Pulmonary dysfunction and hepatopulmonary syndrome in cirrhosis and portal hypertension
Article first published online: 2 SEP 2009
© 2009 John Wiley & Sons A/S
Volume 29, Issue 10, pages 1528–1537, November 2009
How to Cite
Møller, S., Krag, A., Madsen, J. L., Henriksen, J. H. and Bendtsen, F. (2009), Pulmonary dysfunction and hepatopulmonary syndrome in cirrhosis and portal hypertension. Liver International, 29: 1528–1537. doi: 10.1111/j.1478-3231.2009.02103.x
- Issue published online: 1 OCT 2009
- Article first published online: 2 SEP 2009
- Received 5 May 2009Accepted 12 July 2009
- cardiovascular dysfunction;
- central circulation time;
- diffusion abnormalities;
- hepatopulmonary syndrome;
- hyperdynamic circulation;
- oxygen inhalation
Background: Pulmonary dysfunction including the hepatopulmonary syndrome (HPS) is an important complication to cirrhosis and portal hypertension. However, the precise relation to liver dysfunction and the prevalence of HPS are unclear.
Aims: We therefore aimed to assess (i) the prevalence of HPS in consecutive alcoholic cirrhotic patients, (ii) the degree of pulmonary dysfunction in relation to liver function and (iii) the response of a 100% oxygen test on cardiopulmonary and peripheral oxygenation.
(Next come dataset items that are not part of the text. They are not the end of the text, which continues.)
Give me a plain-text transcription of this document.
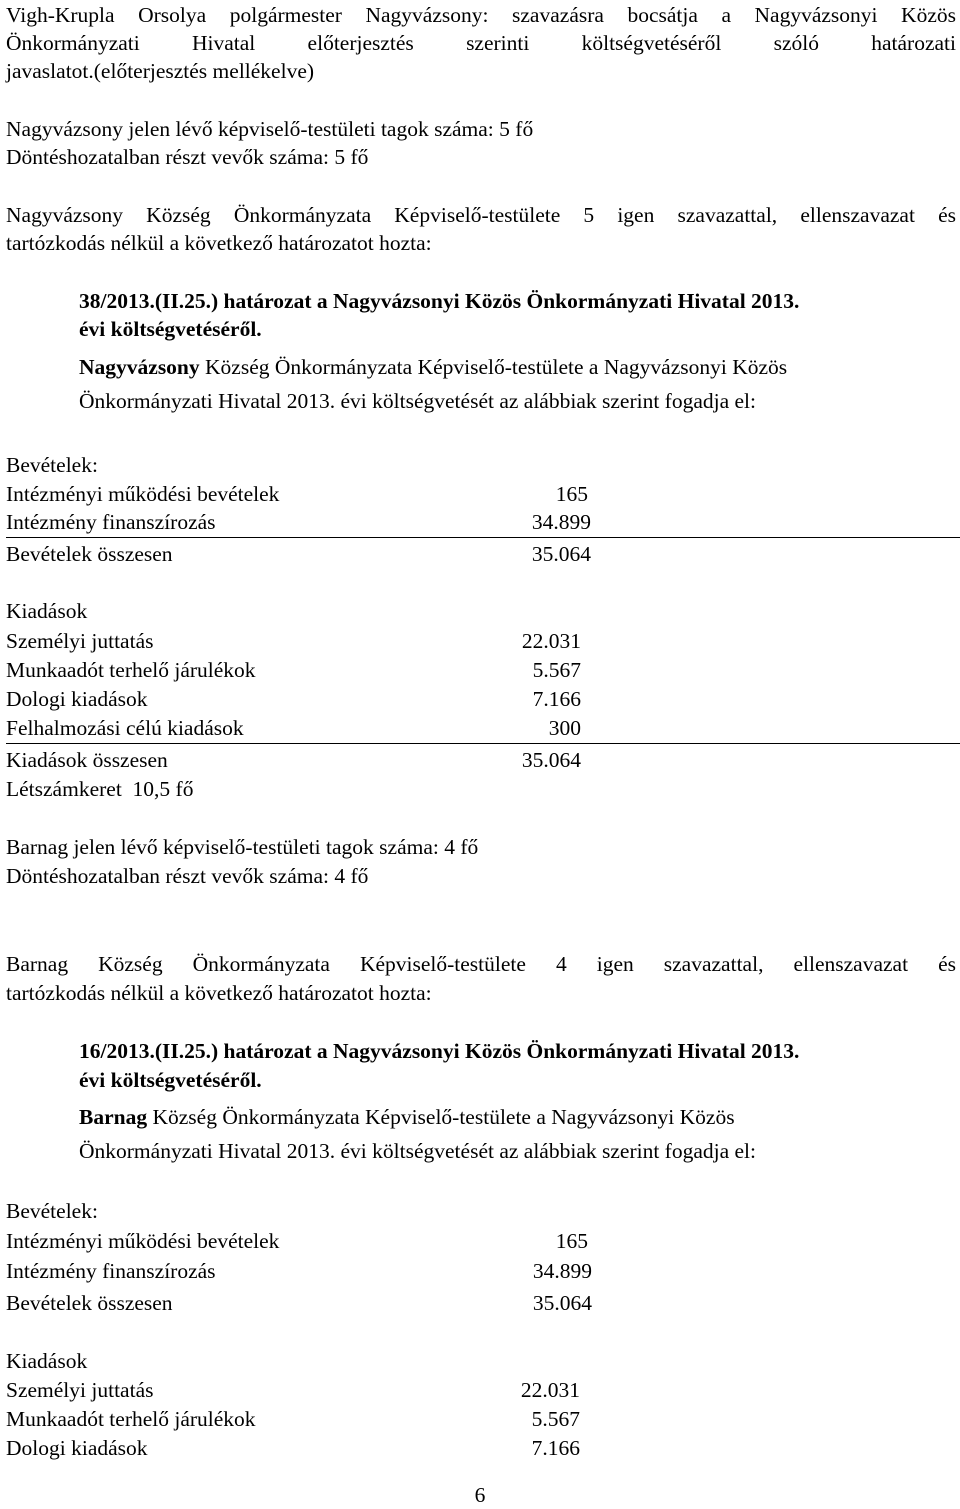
Vigh-Krupla Orsolya polgármester Nagyvázsony: szavazásra bocsátja a Nagyvázsonyi Közös
Önkormányzati Hivatal előterjesztés szerinti költségvetéséről szóló határozati
javaslatot.(előterjesztés mellékelve)
Nagyvázsony jelen lévő képviselő-testületi tagok száma: 5 fő
Döntéshozatalban részt vevők száma: 5 fő
Nagyvázsony Község Önkormányzata Képviselő-testülete 5 igen szavazattal, ellenszavazat és
tartózkodás nélkül a következő határozatot hozta:
38/2013.(II.25.) határozat a Nagyvázsonyi Közös Önkormányzati Hivatal 2013.
évi költségvetéséről.
Nagyvázsony Község Önkormányzata Képviselő-testülete a Nagyvázsonyi Közös
Önkormányzati Hivatal 2013. évi költségvetését az alábbiak szerint fogadja el:
Bevételek:
Intézményi működési bevételek	165
Intézmény finanszírozás	34.899
Bevételek összesen	35.064
Kiadások
Személyi juttatás	22.031
Munkaadót terhelő járulékok	5.567
Dologi kiadások	7.166
Felhalmozási célú kiadások	300
Kiadások összesen	35.064
Létszámkeret  10,5 fő
Barnag jelen lévő képviselő-testületi tagok száma: 4 fő
Döntéshozatalban részt vevők száma: 4 fő
Barnag Község Önkormányzata Képviselő-testülete 4 igen szavazattal, ellenszavazat és
tartózkodás nélkül a következő határozatot hozta:
16/2013.(II.25.) határozat a Nagyvázsonyi Közös Önkormányzati Hivatal 2013.
évi költségvetéséről.
Barnag Község Önkormányzata Képviselő-testülete a Nagyvázsonyi Közös
Önkormányzati Hivatal 2013. évi költségvetését az alábbiak szerint fogadja el:
Bevételek:
Intézményi működési bevételek	165
Intézmény finanszírozás	34.899
Bevételek összesen	35.064
Kiadások
Személyi juttatás	22.031
Munkaadót terhelő járulékok	5.567
Dologi kiadások	7.166
6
Methods: Fifty patients with cirrhosis and 12 matched healthy controls were entered in this study. All underwent haemodynamic and pulmonary investigations [lung diffusing capacity for carbon monoxide (DLCO), contrast-enhanced echocardiography and detection of extrapulmonary shunt fraction]. A 100% oxygen test was performed with the assessment of arterial oxygen tension (PaO2), the alveolar-arterial oxygen gradient (AaPO2) and peripheral transcutaneous oxygen tension (tcPO2).
Results: The prevalence of HPS was 10%. PaO2 and DLCO were reduced in 32 and 72% and AaPO2, was increased in 60% of the patients respectively. DLCO correlated with indicators of liver dysfunction (galactose elimination capacity, P<0.01, indocyanine green clearance, P<0.001), portal hypertension (post-sinusoidal resistance, P<0.01) and central hypovolaemia (central and arterial blood volume, P<0.01). After 100% oxygen inhalation, the changes in PaO2, AaPO2, tcPO2 and heart rate were abnormal in the patients compared with controls (P<0.02).
Conclusions: Pulmonary dysfunction in alcoholic cirrhosis is common and relates to different aspects of liver dysfunction, whereas the prevalence of HPS is low. The haemodynamic response to oxygen inhalation is clearly impaired and HPS and pulmonary dysfunction seem to be caused by different pathophysiological mechanisms.